Speaker
Description
Methane dissociation is the rate limiting step in the steam reforming process used by the chemical industry to convert natural gas into a mixture of H$_2$ and CO known as synthesis gas. To better understand the microscopic mechanism and reaction dynamics of methane chemisorption, we use vibrational spectroscopies and infrared lasers for quantum state-resolved studies of methane dissociation and state-to-state scattering on Ni and Pt surfaces [1]. Our experiments prepare surface incident methane molecules in specific ro-vibrational quantum states by state-selective infrared laser excitation via rapid adiabatic passage in a molecular beam. The state prepared molecules then collide with a clean single crystal transition metal surface in ultrahigh vacuum and both reactive and non-reactive processes are monitored by infrared spectroscopic techniques.
Surface bound methyl species as products of the dissociative chemisorption of methane are detected on the platinum surface by Reflection Absorption Infrared Spectroscopy (RAIRS). RAIRS allows for real-time and in-situ monitoring of the uptake of chemisorbed methyl species enabling quantum state-resolved measurements of reactive sticking coefficients.
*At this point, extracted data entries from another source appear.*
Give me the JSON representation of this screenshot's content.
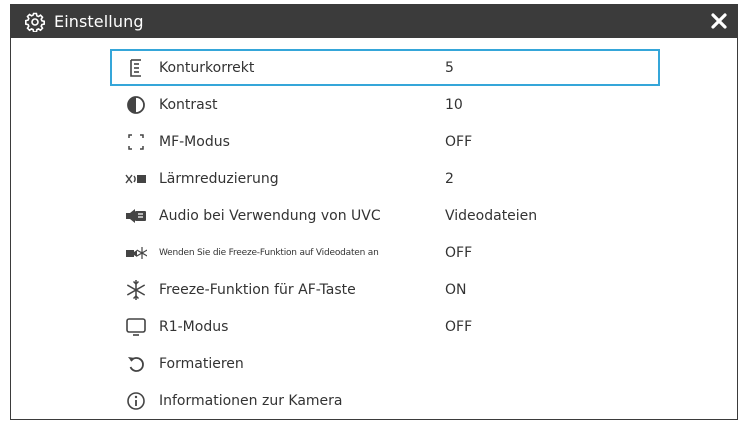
{
  "window": {
    "title": "Einstellung",
    "title_icon": "gear-icon",
    "close_icon": "close-icon"
  },
  "colors": {
    "titlebar": "#3b3b3b",
    "selection_border": "#35a6d9",
    "text": "#333333"
  },
  "settings": {
    "items": [
      {
        "label": "Konturkorrekt",
        "value": "5",
        "icon": "sharpness-icon",
        "selected": true
      },
      {
        "label": "Kontrast",
        "value": "10",
        "icon": "contrast-icon"
      },
      {
        "label": "MF-Modus",
        "value": "OFF",
        "icon": "focus-frame-icon"
      },
      {
        "label": "Lärmreduzierung",
        "value": "2",
        "icon": "noise-reduction-icon"
      },
      {
        "label": "Audio bei Verwendung von UVC",
        "value": "Videodateien",
        "icon": "uvc-audio-icon"
      },
      {
        "label": "Wenden Sie die Freeze-Funktion auf Videodaten an",
        "value": "OFF",
        "icon": "freeze-video-icon"
      },
      {
        "label": "Freeze-Funktion für AF-Taste",
        "value": "ON",
        "icon": "freeze-icon"
      },
      {
        "label": "R1-Modus",
        "value": "OFF",
        "icon": "monitor-icon"
      },
      {
        "label": "Formatieren",
        "value": "",
        "icon": "format-icon"
      },
      {
        "label": "Informationen zur Kamera",
        "value": "",
        "icon": "info-icon"
      }
    ]
  }
}
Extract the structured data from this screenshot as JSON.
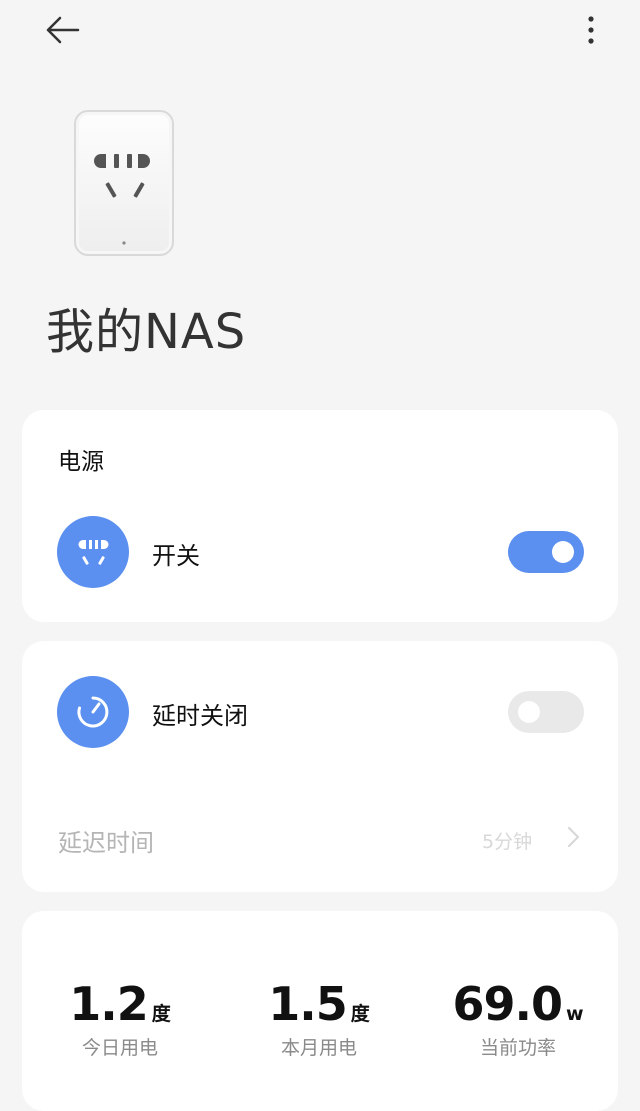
{
  "header": {
    "back_icon": "back-arrow-icon",
    "more_icon": "more-vertical-icon"
  },
  "device": {
    "name": "我的NAS",
    "image": "smart-plug-image"
  },
  "power_card": {
    "title": "电源",
    "switch_label": "开关",
    "switch_icon": "plug-icon",
    "switch_on": true
  },
  "timer_card": {
    "label": "延时关闭",
    "icon": "timer-icon",
    "enabled": false,
    "delay_label": "延迟时间",
    "delay_value": "5分钟"
  },
  "stats": [
    {
      "value": "1.2",
      "unit": "度",
      "label": "今日用电"
    },
    {
      "value": "1.5",
      "unit": "度",
      "label": "本月用电"
    },
    {
      "value": "69.0",
      "unit": "w",
      "label": "当前功率"
    }
  ],
  "colors": {
    "accent": "#5b8ff0",
    "background": "#f5f5f5",
    "card": "#ffffff"
  }
}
RAIRS is also used to study the vibrationally bond selective dissociation of partially deuterated methanes demonstrating that a single quantum of C-H stretch excitation of the incident methane is sufficient to achieve bond-selective chemisorption. Furthermore, RAIRS allows for site specific detection of reaction products used to measure separately the dissociation probability of methane on steps and terraces sites on Pt(211) [2-3].
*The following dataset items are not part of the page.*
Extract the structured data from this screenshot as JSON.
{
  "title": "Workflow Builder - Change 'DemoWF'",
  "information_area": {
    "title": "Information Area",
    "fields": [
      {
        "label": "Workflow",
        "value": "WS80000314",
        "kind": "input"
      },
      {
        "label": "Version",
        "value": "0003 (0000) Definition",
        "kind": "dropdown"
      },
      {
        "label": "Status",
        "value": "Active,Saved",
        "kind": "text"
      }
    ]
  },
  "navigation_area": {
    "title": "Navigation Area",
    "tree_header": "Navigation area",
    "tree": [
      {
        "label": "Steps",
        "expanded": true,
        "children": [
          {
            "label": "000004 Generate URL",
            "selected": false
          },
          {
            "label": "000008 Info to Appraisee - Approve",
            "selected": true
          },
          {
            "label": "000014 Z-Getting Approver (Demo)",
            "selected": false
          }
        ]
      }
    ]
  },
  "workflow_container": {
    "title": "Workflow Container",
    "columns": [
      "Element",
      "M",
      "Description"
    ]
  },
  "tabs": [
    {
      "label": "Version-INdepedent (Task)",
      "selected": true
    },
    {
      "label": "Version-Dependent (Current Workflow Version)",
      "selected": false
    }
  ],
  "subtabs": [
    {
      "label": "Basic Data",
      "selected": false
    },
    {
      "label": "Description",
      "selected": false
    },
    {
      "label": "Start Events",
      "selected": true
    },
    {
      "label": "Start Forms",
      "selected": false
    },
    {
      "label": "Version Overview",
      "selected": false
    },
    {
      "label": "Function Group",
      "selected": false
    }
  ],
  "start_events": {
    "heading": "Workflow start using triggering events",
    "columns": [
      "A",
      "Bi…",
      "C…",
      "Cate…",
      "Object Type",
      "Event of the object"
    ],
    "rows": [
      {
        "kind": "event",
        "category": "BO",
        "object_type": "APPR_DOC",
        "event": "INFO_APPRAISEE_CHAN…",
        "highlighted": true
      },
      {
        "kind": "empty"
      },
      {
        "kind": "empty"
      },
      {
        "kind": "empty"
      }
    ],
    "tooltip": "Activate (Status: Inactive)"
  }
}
Non-reactive, inelastic energy transfer is probed by combining infrared laser tagging of scattered molecules with bolometric detection. These first methane state-to-state scattering experiments yield state-resolved information about rotation and vibrational energy transfer between the incident molecule and the solid surface [4].
Our state-resolved experiments provide clear evidence for mode- and bond-specificity as well as steric effects in chemisorption reactions and show that methane dissociation cannot be described by statistical rate theory but requires a dynamical treatment including all internal vibrational and rotational degrees of freedom of the dissociating molecule. The detailed reactivity and state-to-state scattering data from our measurements are used as stringent tests in the development of a predictive understanding by first principles theory [5-6] of these industrially important gas/surface reactions.
References
[1] H.J. Chadwick and R.D. Beck, Chem. Soc. Rev. 2016, 45, 3576-3594.
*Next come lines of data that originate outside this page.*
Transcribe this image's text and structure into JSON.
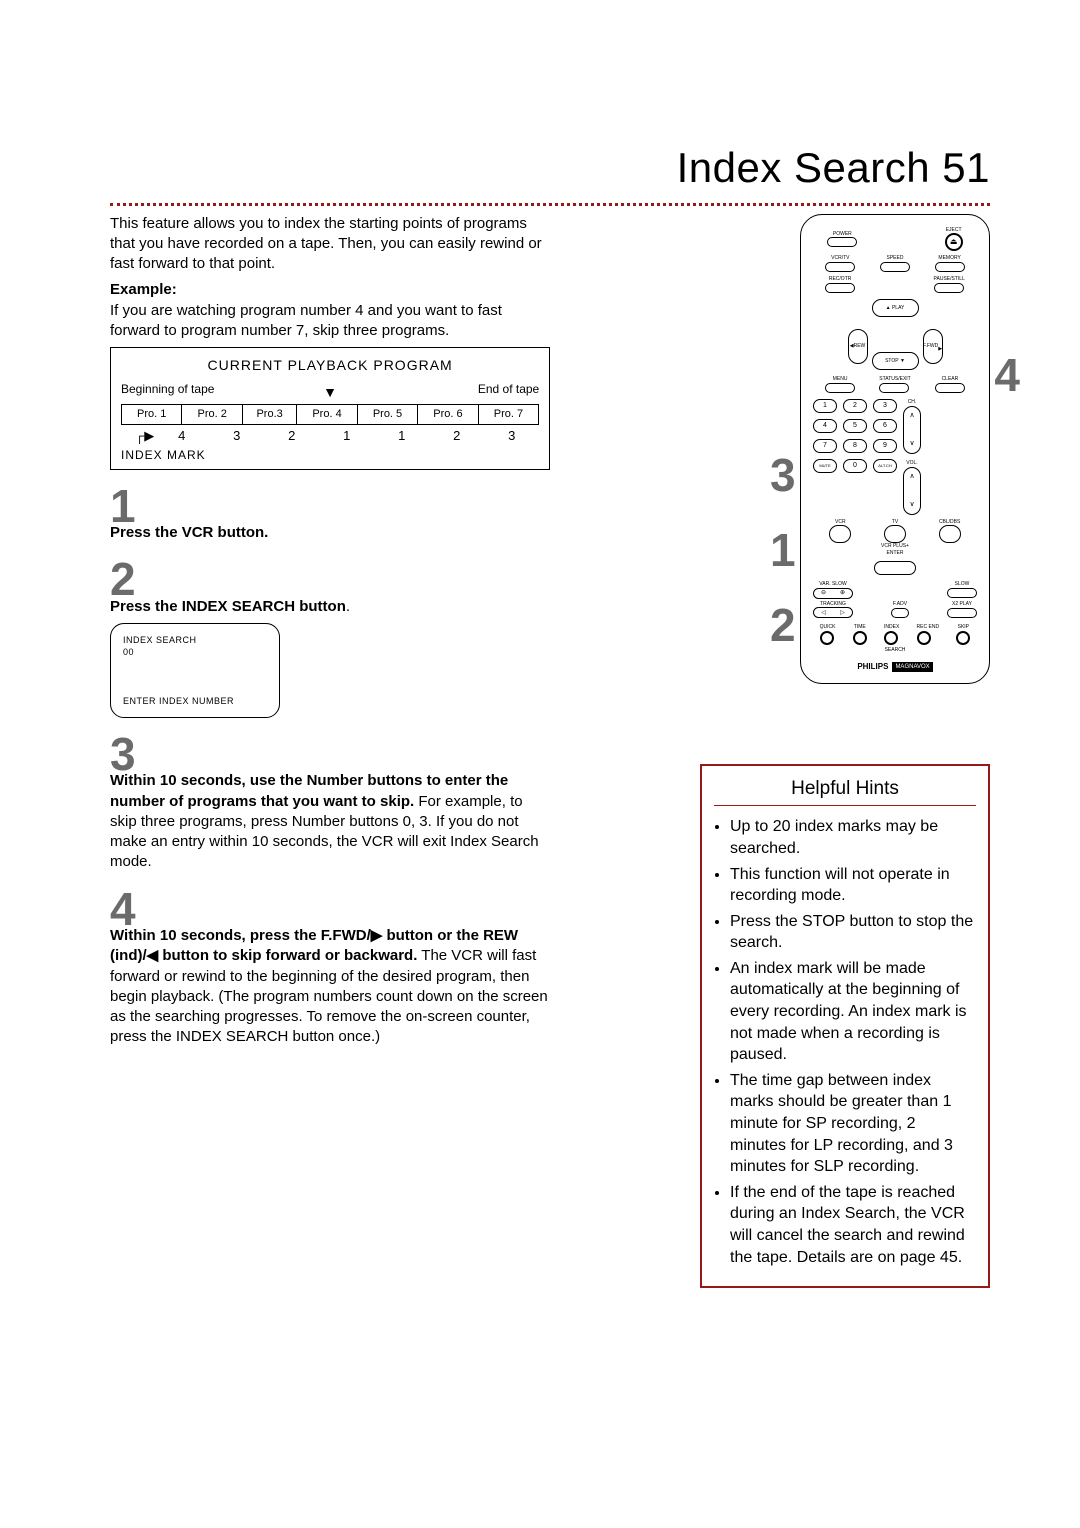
{
  "page": {
    "title": "Index Search",
    "number": "51"
  },
  "intro": "This feature allows you to index the starting points of programs that you have recorded on a tape. Then, you can easily rewind or fast forward to that point.",
  "example_label": "Example:",
  "example_text": "If you are watching program number 4 and you want to fast forward to program number 7, skip three programs.",
  "playback": {
    "title": "CURRENT PLAYBACK PROGRAM",
    "begin": "Beginning of tape",
    "end": "End of tape",
    "programs": [
      "Pro. 1",
      "Pro. 2",
      "Pro.3",
      "Pro. 4",
      "Pro. 5",
      "Pro. 6",
      "Pro. 7"
    ],
    "marks": [
      "4",
      "3",
      "2",
      "1",
      "1",
      "2",
      "3"
    ],
    "index_label": "INDEX MARK"
  },
  "steps": {
    "1": {
      "num": "1",
      "text_bold": "Press the VCR button."
    },
    "2": {
      "num": "2",
      "text_bold": "Press the INDEX SEARCH button",
      "text_rest": "."
    },
    "3": {
      "num": "3",
      "text_bold": "Within 10 seconds, use the Number buttons to enter the number of programs that you want to skip.",
      "text_rest": "  For example, to skip three programs, press Number buttons 0, 3.  If you do not make an entry within 10 seconds, the VCR will exit Index Search mode."
    },
    "4": {
      "num": "4",
      "text_bold": "Within 10 seconds, press the F.FWD/▶ button or the REW (ind)/◀  button to skip forward or backward.",
      "text_rest": " The VCR will fast forward or rewind to the beginning of the desired program, then begin playback. (The program numbers count down on the screen as the searching progresses. To remove the on-screen counter, press the INDEX SEARCH button once.)"
    }
  },
  "tvscreen": {
    "line1": "INDEX SEARCH",
    "line2": "00",
    "line3": "ENTER INDEX NUMBER"
  },
  "remote": {
    "power": "POWER",
    "eject": "EJECT",
    "vcrtv": "VCR/TV",
    "speed": "SPEED",
    "memory": "MEMORY",
    "recotr": "REC/OTR",
    "pausestill": "PAUSE/STILL",
    "play": "PLAY",
    "rew": "REW",
    "ffwd": "F.FWD",
    "stop": "STOP",
    "menu": "MENU",
    "statusexit": "STATUS/EXIT",
    "clear": "CLEAR",
    "nums": [
      "1",
      "2",
      "3",
      "4",
      "5",
      "6",
      "7",
      "8",
      "9",
      "MUTE",
      "0",
      "ALT.CH"
    ],
    "ch": "CH.",
    "vol": "VOL.",
    "vcr": "VCR",
    "tv": "TV",
    "cbldbs": "CBL/DBS",
    "vcrplus": "VCR PLUS+\nENTER",
    "varslow": "VAR. SLOW",
    "slow": "SLOW",
    "tracking": "TRACKING",
    "fadv": "F.ADV",
    "x2play": "X2 PLAY",
    "quick": "QUICK",
    "time": "TIME",
    "index": "INDEX",
    "recend": "REC END",
    "skip": "SKIP",
    "search": "SEARCH",
    "brand1": "PHILIPS",
    "brand2": "MAGNAVOX"
  },
  "callouts": {
    "c1": "1",
    "c2": "2",
    "c3": "3",
    "c4": "4"
  },
  "hints": {
    "title": "Helpful Hints",
    "items": [
      "Up to 20 index marks may be searched.",
      "This function will not operate in recording mode.",
      "Press the STOP button to stop the search.",
      "An index mark will be made automatically at the beginning of every recording. An index mark is not made when a recording is paused.",
      "The time gap between index marks should be greater than 1 minute for SP recording, 2 minutes for LP recording, and 3 minutes for SLP recording.",
      "If the end of the tape is reached during an Index Search, the VCR will cancel the search and rewind the tape. Details are on page 45."
    ]
  }
}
[2] H.J. Chadwick, H. Guo, A. Gutiérrez Gonzáles; J.P. Menzel, B. Jackson, and R.D. Beck, J. Chem. Phys. 2018, 148, 1470.
[3] A. Gutiérrez Gonzáles. F.F. Crim, R.D. Beck, J. Chem. Phys. 2018, 149, 74701.
[4] J. Werdecker, M.E. van Reijzen, B.J. Chen, and R.D. Beck, Phys. Rev. Lett. 2018, 120, 53402.
[5] P.M. Hundt, B. Jiang, M.E. Van Reijzen, H. Guo, and R.D. Beck, Science, 2014, 344, 504.
[6] P.M. Hundt, M.E. Van Reijzen, R.D. Beck, H. Guo, and B. Jackson, J. Chem Phys., 2017, 146, 54701.